Without exception, God’s commandments come to improve us in mind, character, and as a body politic. There are six hundred and thirteen commandments but no exceptions to this rule.
In Devarim,  we read that “You will observe and perform (the laws), because they are your wisdom and understanding before the nations, which shall hear all these hukkim, statutes, and say: surely this great community is a wise and understanding people.”
Regarding this, Rambam writes convincingly: “Now if there is a thing for which no reason is known and that does not either procure something useful or ward off something harmful, why should one say of one who believes in it or practices it that he is wise and understanding and of great worth?”
Let me be clear now about two very important points:
In short, we must know that Torah is wise, that, fundamentally, the mitzvot make sense and are useful. We should let this engage our intellectual curiosity and our desire to see improvements in our lots. Such study- and the performance of the mitzvot which must follow it- will result in personal wisdom, growth, too many blessings to count or even acknowledge, and yes, I believe, acclaim.
 Translated by Shlomo Pines (University of Chicago Press: 1969), Part 3, chapter 31.
 See Sifra, Rashi, and Ramban there; this prohibition refers only to the mother.
 He continues “ואין העם נהנין בהם אבל מהרהרים אחריהם בלבם ומקבלים אותם ליראת המלכות”. We complain and do not enjoy many things which are good for us.
 See MT Laws of Temurah 4:13 where the Rambam makes this argument explicitly.

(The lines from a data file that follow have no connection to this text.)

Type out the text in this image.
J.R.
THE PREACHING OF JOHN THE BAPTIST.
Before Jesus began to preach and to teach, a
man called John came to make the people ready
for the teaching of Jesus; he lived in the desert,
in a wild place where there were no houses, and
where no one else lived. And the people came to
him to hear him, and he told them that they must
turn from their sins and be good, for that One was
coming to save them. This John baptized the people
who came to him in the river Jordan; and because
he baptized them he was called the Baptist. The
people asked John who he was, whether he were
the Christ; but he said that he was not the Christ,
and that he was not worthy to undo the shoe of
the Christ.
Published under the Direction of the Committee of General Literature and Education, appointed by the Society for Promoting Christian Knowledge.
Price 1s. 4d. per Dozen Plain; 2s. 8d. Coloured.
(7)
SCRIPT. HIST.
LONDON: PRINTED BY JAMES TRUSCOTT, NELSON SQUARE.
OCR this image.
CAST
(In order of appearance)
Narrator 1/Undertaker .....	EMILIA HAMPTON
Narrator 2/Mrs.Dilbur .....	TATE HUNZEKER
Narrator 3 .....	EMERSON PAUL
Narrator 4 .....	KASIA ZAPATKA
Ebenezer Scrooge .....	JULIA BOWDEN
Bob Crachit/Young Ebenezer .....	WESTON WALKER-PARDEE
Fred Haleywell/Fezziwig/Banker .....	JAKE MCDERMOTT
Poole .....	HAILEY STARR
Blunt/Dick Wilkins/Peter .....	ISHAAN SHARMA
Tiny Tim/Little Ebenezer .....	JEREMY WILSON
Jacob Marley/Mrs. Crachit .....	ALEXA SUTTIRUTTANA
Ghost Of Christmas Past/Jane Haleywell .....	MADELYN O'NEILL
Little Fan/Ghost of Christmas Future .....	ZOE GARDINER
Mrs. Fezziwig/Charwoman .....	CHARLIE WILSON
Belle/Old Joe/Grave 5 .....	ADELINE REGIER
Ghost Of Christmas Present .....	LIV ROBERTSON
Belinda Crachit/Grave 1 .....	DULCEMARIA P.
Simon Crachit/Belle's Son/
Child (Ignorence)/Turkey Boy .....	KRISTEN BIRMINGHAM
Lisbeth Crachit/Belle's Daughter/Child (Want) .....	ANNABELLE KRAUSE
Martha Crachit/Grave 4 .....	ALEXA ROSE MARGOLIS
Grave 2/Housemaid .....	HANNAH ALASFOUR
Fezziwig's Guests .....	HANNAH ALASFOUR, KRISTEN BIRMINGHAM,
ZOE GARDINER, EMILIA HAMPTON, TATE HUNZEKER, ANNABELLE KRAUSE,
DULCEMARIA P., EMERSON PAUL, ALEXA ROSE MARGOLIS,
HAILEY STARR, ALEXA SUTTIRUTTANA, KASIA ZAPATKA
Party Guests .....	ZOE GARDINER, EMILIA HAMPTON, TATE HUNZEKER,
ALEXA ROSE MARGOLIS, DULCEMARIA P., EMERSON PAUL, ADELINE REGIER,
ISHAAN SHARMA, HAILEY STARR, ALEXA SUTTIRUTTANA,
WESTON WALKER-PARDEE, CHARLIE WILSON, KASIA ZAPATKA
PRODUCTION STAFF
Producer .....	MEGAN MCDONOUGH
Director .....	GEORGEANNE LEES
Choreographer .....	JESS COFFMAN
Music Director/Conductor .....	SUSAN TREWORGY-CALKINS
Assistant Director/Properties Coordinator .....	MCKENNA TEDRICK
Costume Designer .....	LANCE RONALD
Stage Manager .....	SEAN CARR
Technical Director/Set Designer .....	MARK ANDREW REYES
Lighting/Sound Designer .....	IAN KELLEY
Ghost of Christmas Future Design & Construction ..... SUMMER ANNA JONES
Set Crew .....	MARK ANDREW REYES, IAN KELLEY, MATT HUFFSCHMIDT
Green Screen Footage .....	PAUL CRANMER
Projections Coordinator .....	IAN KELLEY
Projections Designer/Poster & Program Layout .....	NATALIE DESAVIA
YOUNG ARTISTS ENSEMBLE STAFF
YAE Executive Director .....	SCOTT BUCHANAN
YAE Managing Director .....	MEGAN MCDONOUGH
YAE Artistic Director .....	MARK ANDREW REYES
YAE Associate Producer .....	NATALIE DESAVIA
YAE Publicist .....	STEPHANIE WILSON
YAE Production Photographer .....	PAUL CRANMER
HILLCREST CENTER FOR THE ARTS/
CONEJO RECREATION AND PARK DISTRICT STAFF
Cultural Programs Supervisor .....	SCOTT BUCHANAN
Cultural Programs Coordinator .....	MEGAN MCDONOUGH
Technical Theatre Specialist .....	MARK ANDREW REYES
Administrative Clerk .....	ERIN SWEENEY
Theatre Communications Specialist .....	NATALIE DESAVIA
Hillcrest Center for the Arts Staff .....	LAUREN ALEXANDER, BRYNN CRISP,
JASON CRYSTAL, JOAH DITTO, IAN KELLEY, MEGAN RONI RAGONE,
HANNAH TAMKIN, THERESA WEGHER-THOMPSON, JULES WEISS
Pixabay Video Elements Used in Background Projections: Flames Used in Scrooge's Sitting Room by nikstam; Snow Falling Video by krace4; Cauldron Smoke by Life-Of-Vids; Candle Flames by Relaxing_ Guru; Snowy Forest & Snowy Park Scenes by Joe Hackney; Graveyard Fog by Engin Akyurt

 See Ramban to Deut. 22:6-7. Translation by Moshe Sokolow in Studies in the Weekly Parashah Based on the Lessons of Nehama Leibowitz (Urim: 2008), page 179.
 Cf. no. 1.
Deut. 4:6 וּשְׁמַרְתֶּם֮ וַעֲשִׂיתֶם֒ כִּ֣י הִ֤וא חׇכְמַתְכֶם֙ וּבִ֣ינַתְכֶ֔ם לְעֵינֵ֖י הָעַמִּ֑ים אֲשֶׁ֣ר יִשְׁמְע֗וּן אֵ֚ת כׇּל־הַחֻקִּ֣ים הָאֵ֔לֶּהוְאָמְר֗וּ רַ֚ק עַם־חָכָ֣ם וְנָב֔וֹן הַגּ֥וֹי הַגָּד֖וֹל הַזֶּֽה׃
 Cf. no 1. See however, Ramban to Deut. 4:8 and Drashot HaRan 1 and 9 for a different view: it is our closeness with God that will result in such acclaim.